Bu bulgular ve önceki çalışmalardan elde edilenler, sosyal katılım ile bilişsel gerileme arasında bir ilişkiye işaret ediyor. Bununla birlikte, daha az sosyalleşen bireylerin daha fazla risk altında olup olmadığı veya bilişsel gerilemenin sosyal geri çekilme olasılığını artırıp artırmadığı hala net değil. Benzer şekilde, ilişki her iki yönde de olabilir ve muhtemelen bireyler arasında değişebilir.

Sonuçlar ve gelecek

Bu çalışma, daha yüksek beta-amiloid seviyelerine ve düşük sosyal etkileşim seviyelerine sahip bireylerin, daha önemli bilişsel gerileme riskinin artmış olabileceği sonucuna varmaktadır.

Mevcut çalışmanın yazarları, bulgularının bir gün bilişsel gerileme riski en yüksek olanları tahmin etmeye yardımcı olacağını umuyorlar.

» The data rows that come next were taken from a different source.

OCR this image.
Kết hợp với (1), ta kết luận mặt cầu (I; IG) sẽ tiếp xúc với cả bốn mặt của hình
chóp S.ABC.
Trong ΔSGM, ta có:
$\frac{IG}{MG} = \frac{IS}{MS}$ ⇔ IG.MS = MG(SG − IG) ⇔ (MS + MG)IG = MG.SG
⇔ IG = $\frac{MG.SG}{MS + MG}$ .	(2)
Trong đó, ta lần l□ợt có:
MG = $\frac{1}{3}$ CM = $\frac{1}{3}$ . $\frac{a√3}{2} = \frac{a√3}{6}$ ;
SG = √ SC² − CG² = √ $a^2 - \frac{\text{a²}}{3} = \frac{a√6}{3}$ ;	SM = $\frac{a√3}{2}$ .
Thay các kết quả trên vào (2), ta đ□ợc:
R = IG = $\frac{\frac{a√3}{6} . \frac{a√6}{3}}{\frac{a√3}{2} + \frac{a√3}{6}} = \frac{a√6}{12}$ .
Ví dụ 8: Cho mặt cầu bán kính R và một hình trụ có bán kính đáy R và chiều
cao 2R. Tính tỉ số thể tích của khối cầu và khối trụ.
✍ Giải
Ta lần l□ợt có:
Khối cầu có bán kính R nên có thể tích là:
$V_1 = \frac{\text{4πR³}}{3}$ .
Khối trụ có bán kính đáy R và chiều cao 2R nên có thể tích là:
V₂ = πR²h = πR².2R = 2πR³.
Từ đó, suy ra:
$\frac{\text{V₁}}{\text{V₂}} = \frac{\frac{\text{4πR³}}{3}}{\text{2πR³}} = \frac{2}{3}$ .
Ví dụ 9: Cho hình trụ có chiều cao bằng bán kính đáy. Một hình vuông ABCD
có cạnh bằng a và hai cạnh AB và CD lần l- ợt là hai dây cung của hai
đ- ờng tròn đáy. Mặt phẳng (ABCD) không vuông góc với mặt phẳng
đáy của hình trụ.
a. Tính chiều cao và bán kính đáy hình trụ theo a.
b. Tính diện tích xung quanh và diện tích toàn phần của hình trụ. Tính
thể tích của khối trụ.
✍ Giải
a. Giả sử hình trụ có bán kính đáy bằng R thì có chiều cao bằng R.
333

"Sosyal katılım ve bilişsel işlev birbiriyle ilişkilidir ve birlikte azaldığı görülmektedir. Bu, sosyal katılımın, bilişsel bozulma riski taşıyan yaşlı yetişkinlerde dayanıklılığın veya savunmasızlığın önemli bir göstergesi olabileceği anlamına geliyor. "

Kıdemli yazar Dr. Nancy Donovan

Bulgular ilginç olsa da, çalışmanın bir takım sınırlılıkları var. İlk olarak, çalışma sadece 217 bireyin verilerini içeriyordu ve araştırmacılar onları sadece 3 yıl boyunca takip etti. Ayrıca, katılımcılar anketleri yalnızca çalışmanın başında ve sonunda tamamladılar, bu nedenle cevapları, aradaki yıllardaki sosyal etkileşim seviyelerini temsil etmeyebilir.

Yazarlar ayrıca mevcut sosyal katılım önlemlerinin güncellenmesi gerektiğini belirtiyorlar. Örneğin, elbette büyük ölçüde değişebilen ve mutlaka yüz yüze sosyal katılımla ilgili olmayan çevrimiçi etkileşimleri hesaba katmazlar.

Ayrıca bu çalışma, anksiyete, depresyon, yalnızlık ve ilgisizlik gibi potansiyel olarak önemli bazı faktörleri kontrol edemedi. Bu faktörler, sosyal olarak etkileşim arzusunu azaltmada rol oynayabilir; ve aynı araştırmacılar tarafından yapılan daha önceki araştırmalara göre, hem yalnızlık hem de anksiyete Alzheimer ile bağımsız ilişkilere sahip olabilir.

Gelecekte, yazarlar bu bulgular üzerine inşa etmek istiyorlar. Daha büyük bir grupla çalışmayı ve onları daha uzun süre takip etmeyi planlıyorlar.

Dolayısıyla, araştırmalar sosyal etkileşim ile bilişsel gerileme arasındaki ilişkiyi hala sağlamlaştırmamış olsa da, mevcut çalışma daha net bir resim oluşturmaya yardımcı olacaktır.